Radiographers must also ensure that they use high-speed tests, which allow them to carry out an imaging procedure in the fastest way possible. Therefore, choice of equipment and tests has a profound effect on how effectively the radiography function contributes towards the goals in an emergency room. A case in point is a person who is experiencing severe chest pain. When the person enters the emergency room, he or she needs to undergo a chest x-ray so as to establish possible causes of the problem.
The radiographer on duty must examine this patient’s chest as fast as possible and convey the results to the radiologist in charge or the concerned medical specialist. Sometimes if a patient experiences a cardiac arrest, the radiographer will have to carry out a CT scan in order to determine what is wrong with the patient.
However, because this is an emergency situation, then the radiographer should use cutting edge technologies to save on time. Some new forms of the procedure like CT angiography would be required as a diagnostic tool. Therefore, radiographers in the emergency room must be well-versed with the latest developments in their fields in order to accelerate service provision.
Radiographers within the emergency room also tend to do fewer tests than the ones in other hospital units. In conventional hospital departments, physicians will focus on protecting themselves against liability. In order to achieve this, many of them request for several unnecessary diagnostic tests.
Radiographers have found that their work is overwhelming in these units because of such a different approach. However, the converse is true in the emergency unit. All the attention must be dedicated to the patient. Decisions on possible diagnostics need to be minimized as much as possible so as to avail more time for treatment. As a consequence, radiographers tend to do fewer tests, per patient, in this unit.
In certain circumstances, the emergency room physician may want to perform the radiographic tests himself. Here, the radiographer may need to communicate effectively with the concerned doctor to establish which task will be done and which one will not. Usually, many ER doctors will expect radiographers to perform MRI or CT scans.
However, in the event that a patient requires an ultrasound, then chances are that the physician will want to perform the test on his own. Because of the high-risk nature of the emergency room, most specialists prefer to receive training in a range of diagnostic procedures, including radiography. This may cause professionals in the latter community to be maligned during certain procedures.
Staff members in the emergency room usually work in a shift system. Emergencies may arise during off hours, so they need to be within reach. Radiographers frequently use shifts while other specialist medical professionals may need to be available on call. Their services are more difficult to substitute so they must carry on with routine work irrespective of how busy they happen to be.

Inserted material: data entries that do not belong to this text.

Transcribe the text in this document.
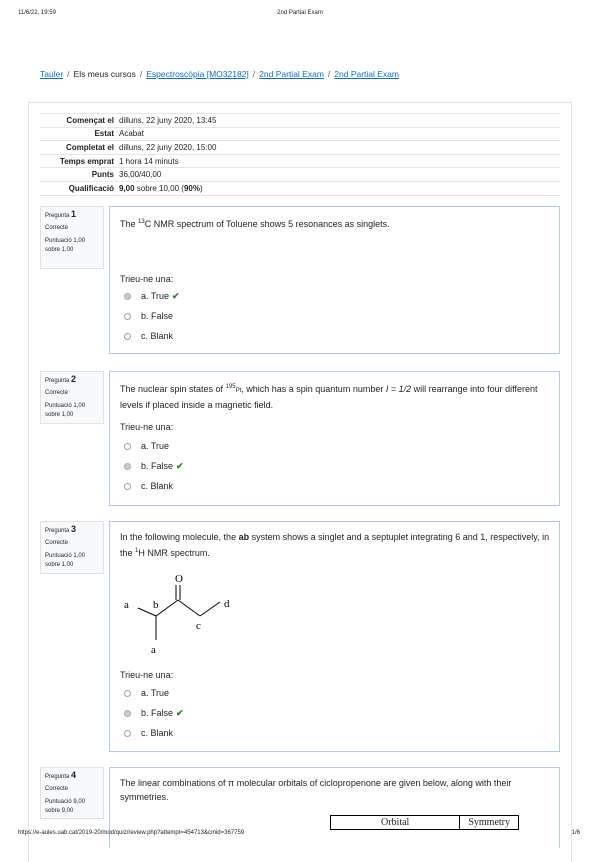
11/6/22, 19:59	2nd Partial Exam
Tauler / Els meus cursos / Espectroscòpia [MO32182] / 2nd Partial Exam / 2nd Partial Exam
Començat el	dilluns, 22 juny 2020, 13:45
Estat	Acabat
Completat el	dilluns, 22 juny 2020, 15:00
Temps emprat	1 hora 14 minuts
Punts	36,00/40,00
Qualificació	9,00 sobre 10,00 (90%)
Pregunta 1
Correcte
Puntuació 1,00 sobre 1,00
The $^{13}$C NMR spectrum of Toluene shows 5 resonances as singlets.
Trieu-ne una:
a. True ✔
b. False
c. Blank
Pregunta 2
Correcte
Puntuació 1,00 sobre 1,00
The nuclear spin states of $^{195}$Pt, which has a spin quantum number I = 1/2 will rearrange into four different levels if placed inside a magnetic field.
Trieu-ne una:
a. True
b. False ✔
c. Blank
Pregunta 3
Correcte
Puntuació 1,00 sobre 1,00
In the following molecule, the ab system shows a singlet and a septuplet integrating 6 and 1, respectively, in the $^1$H NMR spectrum.
O
a b
c
d
a
Trieu-ne una:
a. True
b. False ✔
c. Blank
Pregunta 4
Correcte
Puntuació 9,00 sobre 9,00
The linear combinations of π molecular orbitals of ciclopropenone are given below, along with their symmetries.
Orbital	Symmetry
https://e-aules.uab.cat/2019-20/mod/quiz/review.php?attempt=454713&cmid=367759	1/6
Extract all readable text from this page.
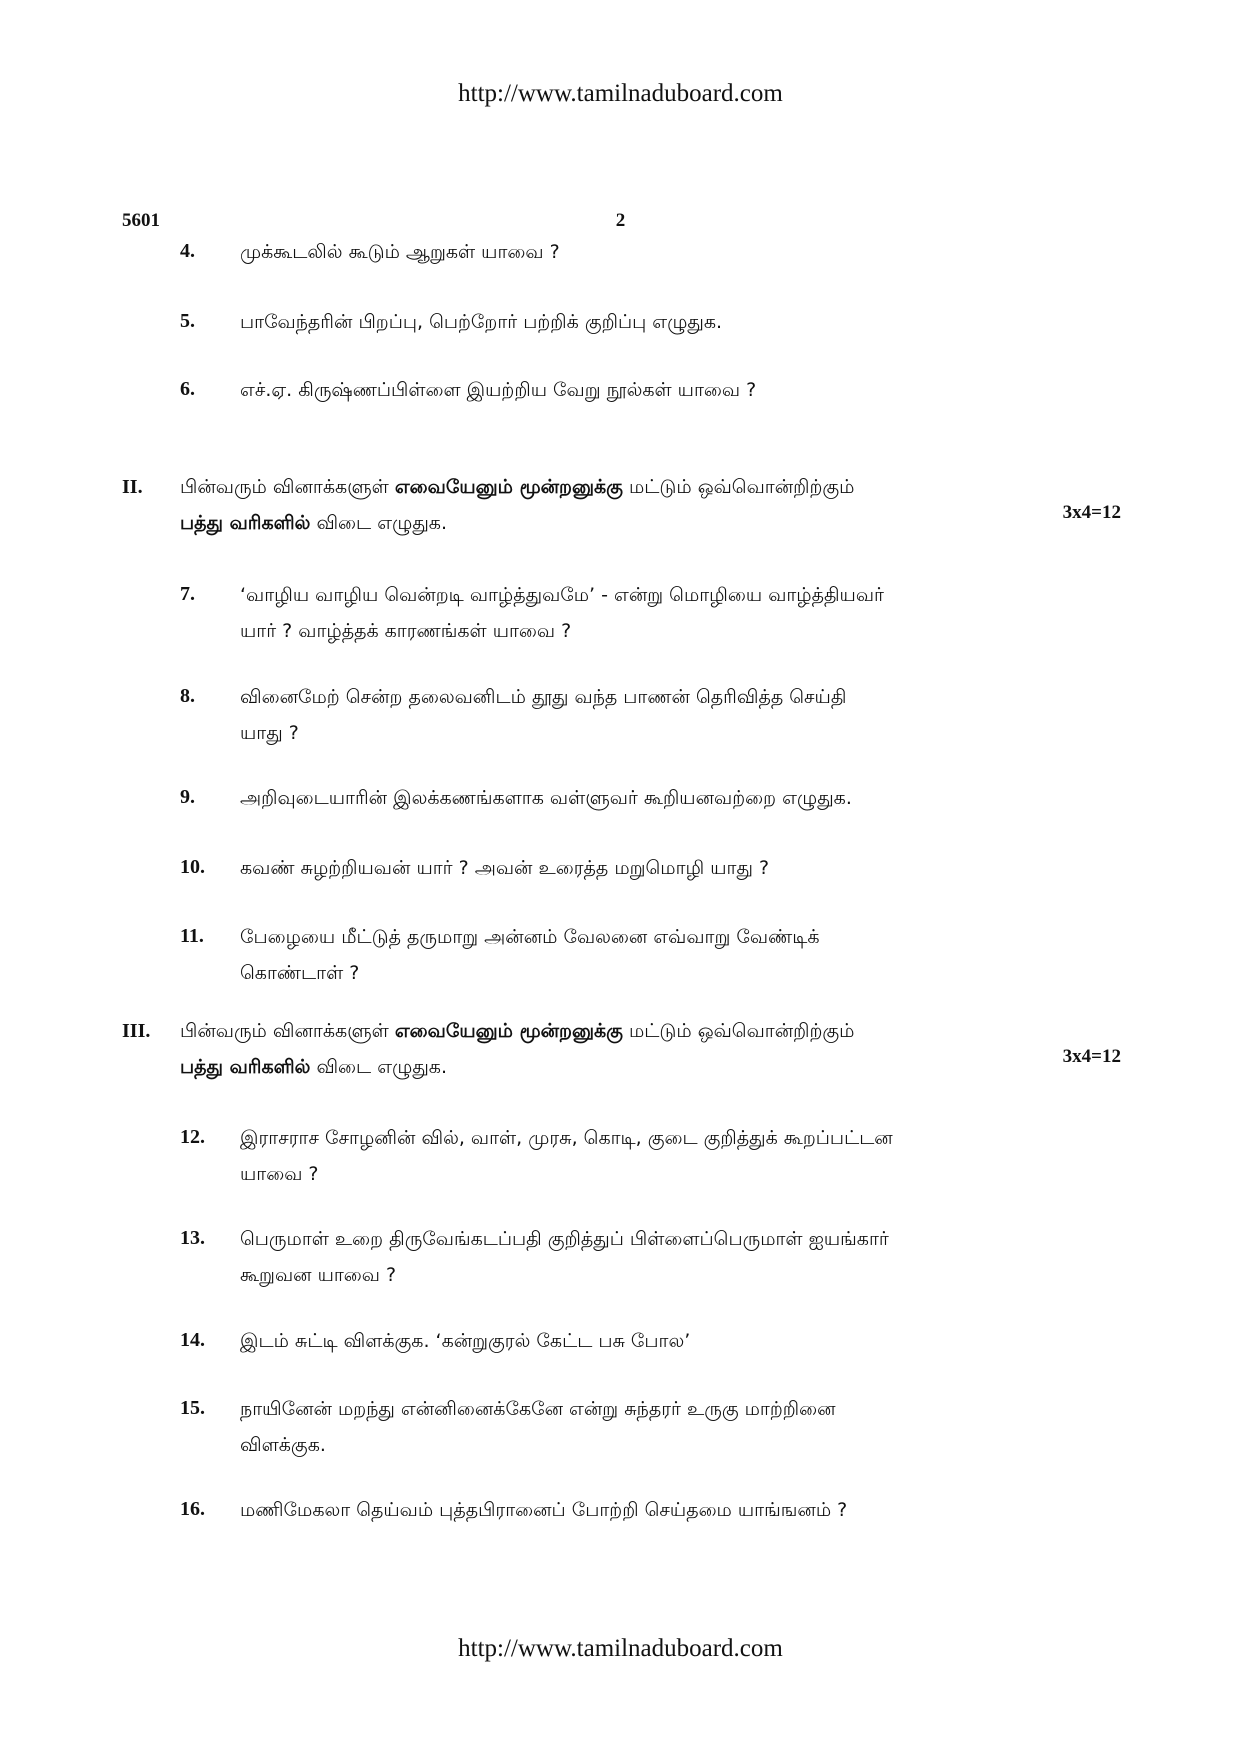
http://www.tamilnaduboard.com
5601	2
4.	முக்கூடலில் கூடும் ஆறுகள் யாவை ?
5.	பாவேந்தரின் பிறப்பு, பெற்றோர் பற்றிக் குறிப்பு எழுதுக.
6.	எச்.ஏ. கிருஷ்ணப்பிள்ளை இயற்றிய வேறு நூல்கள் யாவை ?
II. பின்வரும் வினாக்களுள் எவையேனும் மூன்றனுக்கு மட்டும் ஒவ்வொன்றிற்கும்
பத்து வரிகளில் விடை எழுதுக.	3x4=12
7.	‘வாழிய வாழிய வென்றடி வாழ்த்துவமே’ - என்று மொழியை வாழ்த்தியவர்
யார் ? வாழ்த்தக் காரணங்கள் யாவை ?
8.	வினைமேற் சென்ற தலைவனிடம் தூது வந்த பாணன் தெரிவித்த செய்தி
யாது ?
9.	அறிவுடையாரின் இலக்கணங்களாக வள்ளுவர் கூறியனவற்றை எழுதுக.
10.	கவண் சுழற்றியவன் யார் ? அவன் உரைத்த மறுமொழி யாது ?
11.	பேழையை மீட்டுத் தருமாறு அன்னம் வேலனை எவ்வாறு வேண்டிக்
கொண்டாள் ?
III. பின்வரும் வினாக்களுள் எவையேனும் மூன்றனுக்கு மட்டும் ஒவ்வொன்றிற்கும்
பத்து வரிகளில் விடை எழுதுக.	3x4=12
12.	இராசராச சோழனின் வில், வாள், முரசு, கொடி, குடை குறித்துக் கூறப்பட்டன
யாவை ?
13.	பெருமாள் உறை திருவேங்கடப்பதி குறித்துப் பிள்ளைப்பெருமாள் ஐயங்கார்
கூறுவன யாவை ?
14.	இடம் சுட்டி விளக்குக. ‘கன்றுகுரல் கேட்ட பசு போல’
15.	நாயினேன் மறந்து என்னினைக்கேனே என்று சுந்தரர் உருகு மாற்றினை
விளக்குக.
16.	மணிமேகலா தெய்வம் புத்தபிரானைப் போற்றி செய்தமை யாங்ஙனம் ?
http://www.tamilnaduboard.com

New developments in radiography have enabled radiologists and radiographers to perform tests and transmit information using high band width to the medical practitioners who need them. Therefore, radiographers need to familiarize themselves with this approach if they work in emergency rooms.
Emergency rooms can make the difference between life and death. Therefore, staff members need to respond as swiftly and professionally as possible. Conservative use of tests and right decisions can increase a person’s chances of survival.